二拠点生活を古民家リノベーションで快適に住まう
大雪山系を望む雑木林に溶け込むように立つカラマツ板張りの家。玄関の引き戸を開ければ、大黒柱と太い梁を木組みで仕上げた重厚な空間が目の前に飛び込んできます。この建物は、鷹栖町に立っていた築102年の古民家を、武部建設が2017年に東川町に移築再生した移住者の住宅です。
「2022年の春先、東川町に家を持ちたいと物件を探していたときに、インターネットの不動産情報サイトでこの建物の新しいオーナーを探していることを知りました」。そう話すAさんは、神奈川県横浜市在住。古民家の趣を残した建物は、もともと骨董の家具や道具類、器が大好きだったというAさんにとっては「一期一会の出会い物だった」と言います。そして、10月には仕事の拠点である横浜市と東川町を往復する2拠点生活を始めました。

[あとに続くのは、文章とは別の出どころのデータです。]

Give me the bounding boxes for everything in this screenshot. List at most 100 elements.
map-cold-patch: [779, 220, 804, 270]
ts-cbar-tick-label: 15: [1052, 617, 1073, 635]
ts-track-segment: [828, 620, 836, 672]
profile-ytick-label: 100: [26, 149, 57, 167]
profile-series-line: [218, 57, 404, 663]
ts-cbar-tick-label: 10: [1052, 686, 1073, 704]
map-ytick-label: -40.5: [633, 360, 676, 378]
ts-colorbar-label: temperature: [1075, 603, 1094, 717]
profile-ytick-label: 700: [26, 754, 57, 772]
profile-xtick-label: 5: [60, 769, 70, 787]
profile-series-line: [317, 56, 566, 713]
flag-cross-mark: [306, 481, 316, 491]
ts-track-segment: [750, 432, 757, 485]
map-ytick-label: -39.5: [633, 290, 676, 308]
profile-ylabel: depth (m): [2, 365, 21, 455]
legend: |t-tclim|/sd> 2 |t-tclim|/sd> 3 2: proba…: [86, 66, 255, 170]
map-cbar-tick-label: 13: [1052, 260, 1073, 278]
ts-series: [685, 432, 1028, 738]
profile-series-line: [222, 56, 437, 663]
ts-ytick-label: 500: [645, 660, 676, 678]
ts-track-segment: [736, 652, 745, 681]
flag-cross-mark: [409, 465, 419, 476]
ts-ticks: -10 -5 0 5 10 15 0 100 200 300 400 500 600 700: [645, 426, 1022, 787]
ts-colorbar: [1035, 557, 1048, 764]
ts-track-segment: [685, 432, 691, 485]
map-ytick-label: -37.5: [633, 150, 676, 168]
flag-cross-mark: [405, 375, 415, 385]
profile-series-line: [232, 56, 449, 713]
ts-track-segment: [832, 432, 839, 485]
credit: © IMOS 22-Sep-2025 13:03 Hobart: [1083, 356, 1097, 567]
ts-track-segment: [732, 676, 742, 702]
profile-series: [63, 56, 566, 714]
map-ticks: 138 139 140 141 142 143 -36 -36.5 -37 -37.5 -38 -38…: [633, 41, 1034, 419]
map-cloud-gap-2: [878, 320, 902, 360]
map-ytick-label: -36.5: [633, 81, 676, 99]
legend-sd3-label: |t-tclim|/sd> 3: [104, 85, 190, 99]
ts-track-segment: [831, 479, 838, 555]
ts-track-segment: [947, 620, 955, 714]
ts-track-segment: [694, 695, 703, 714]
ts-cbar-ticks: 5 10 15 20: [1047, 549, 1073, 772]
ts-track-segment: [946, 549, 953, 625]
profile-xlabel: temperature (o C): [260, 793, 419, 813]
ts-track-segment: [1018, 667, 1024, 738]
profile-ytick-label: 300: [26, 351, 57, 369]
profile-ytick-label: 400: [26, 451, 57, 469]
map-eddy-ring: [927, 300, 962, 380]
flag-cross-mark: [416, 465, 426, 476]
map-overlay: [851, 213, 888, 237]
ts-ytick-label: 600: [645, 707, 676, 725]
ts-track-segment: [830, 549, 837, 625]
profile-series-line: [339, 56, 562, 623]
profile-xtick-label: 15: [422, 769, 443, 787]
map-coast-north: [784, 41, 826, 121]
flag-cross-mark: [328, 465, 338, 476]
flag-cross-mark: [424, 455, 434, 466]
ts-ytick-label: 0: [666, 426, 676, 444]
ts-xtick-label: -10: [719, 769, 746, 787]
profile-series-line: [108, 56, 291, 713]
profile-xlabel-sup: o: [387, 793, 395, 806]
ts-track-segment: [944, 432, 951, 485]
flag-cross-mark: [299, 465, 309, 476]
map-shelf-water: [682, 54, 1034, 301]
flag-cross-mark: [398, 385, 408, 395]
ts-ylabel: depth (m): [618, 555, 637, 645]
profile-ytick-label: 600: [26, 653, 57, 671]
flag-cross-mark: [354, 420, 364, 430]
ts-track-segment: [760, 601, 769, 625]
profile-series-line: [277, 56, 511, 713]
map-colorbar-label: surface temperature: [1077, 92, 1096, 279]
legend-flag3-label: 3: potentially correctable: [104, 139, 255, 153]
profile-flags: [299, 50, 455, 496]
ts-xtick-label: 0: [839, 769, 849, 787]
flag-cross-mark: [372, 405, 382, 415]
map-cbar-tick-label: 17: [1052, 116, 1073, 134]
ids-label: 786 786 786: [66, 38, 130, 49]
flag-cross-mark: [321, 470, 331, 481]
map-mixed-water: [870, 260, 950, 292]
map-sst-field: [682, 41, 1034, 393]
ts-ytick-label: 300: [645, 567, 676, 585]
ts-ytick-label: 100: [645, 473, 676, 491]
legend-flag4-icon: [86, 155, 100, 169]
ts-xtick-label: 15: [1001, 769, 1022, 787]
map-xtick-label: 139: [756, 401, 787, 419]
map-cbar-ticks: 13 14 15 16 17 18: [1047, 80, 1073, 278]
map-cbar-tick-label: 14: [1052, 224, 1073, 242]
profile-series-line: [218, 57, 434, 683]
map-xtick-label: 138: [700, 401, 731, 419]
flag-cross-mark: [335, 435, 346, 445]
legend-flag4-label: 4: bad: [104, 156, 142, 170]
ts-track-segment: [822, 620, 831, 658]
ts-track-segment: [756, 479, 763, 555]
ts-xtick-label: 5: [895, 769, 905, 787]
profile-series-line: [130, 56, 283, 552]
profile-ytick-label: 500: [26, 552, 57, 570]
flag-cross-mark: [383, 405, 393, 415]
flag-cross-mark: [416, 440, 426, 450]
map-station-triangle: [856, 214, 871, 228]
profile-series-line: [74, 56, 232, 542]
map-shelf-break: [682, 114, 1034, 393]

ひと冬過ごしたのち、Aさんはより快適な東川暮らしを実現するため、建物の移築再生を手がけた武部建設にリノベーションを依頼しました。「既存のつくりは気に入っているので、できるだけいじらずに、北側にあった浴室と洗面室を眺めの良い南側へ移動したかったんです。それにはやはり、建物をよく知る武部建設に相談するのが一番いいと思いました」。
このほか、Aさんは浴室だった場所を個室に替え、さらに小屋裏に新たに階段をかけて納戸を兼ねた書庫を設け、トイレも一新したいと要望。設計にあたった佐藤は「伝統的な木組み技術で建てられた古民家は、住まい手の暮らしに合わせたリノベーションがしやすいのも大きな特徴です」と話します。
夏の間、タモを基本とした古材と、古色仕上げを施した新材を織り交ぜながら、Aさんの希望を叶えるリノベーションを実施。「一つひとつ手作業で行われる大工仕事は、見ているだけで楽しくて飽きませんでした。佐藤さんが工事の進み具合に応じて、細部の確認をしてくれたのも嬉しかったです」と振り返ります。
2ヵ月の工期を経てリニューアルされた浴室は、天井にサワラ材、壁にタイルを張った造作仕様。大きな開口からは、雑木林や植栽を吟味して整えた庭を一望できます。風が抜けて陽射しが入るので明るくなり、いつでもカラッと清潔な状態を保てるようになりました。「明るくなって、さらに居心地がよくなりました。工事後でも、ちょっとした不具合もすぐに対応してくれるので、これからも安心して暮らせます」と、Aさんはにこやかに話してくれました。100年超の時を刻む住まいは、新しい主の暮らしに磨かれ、さらに深く豊かな表情を蓄えていくことでしょう。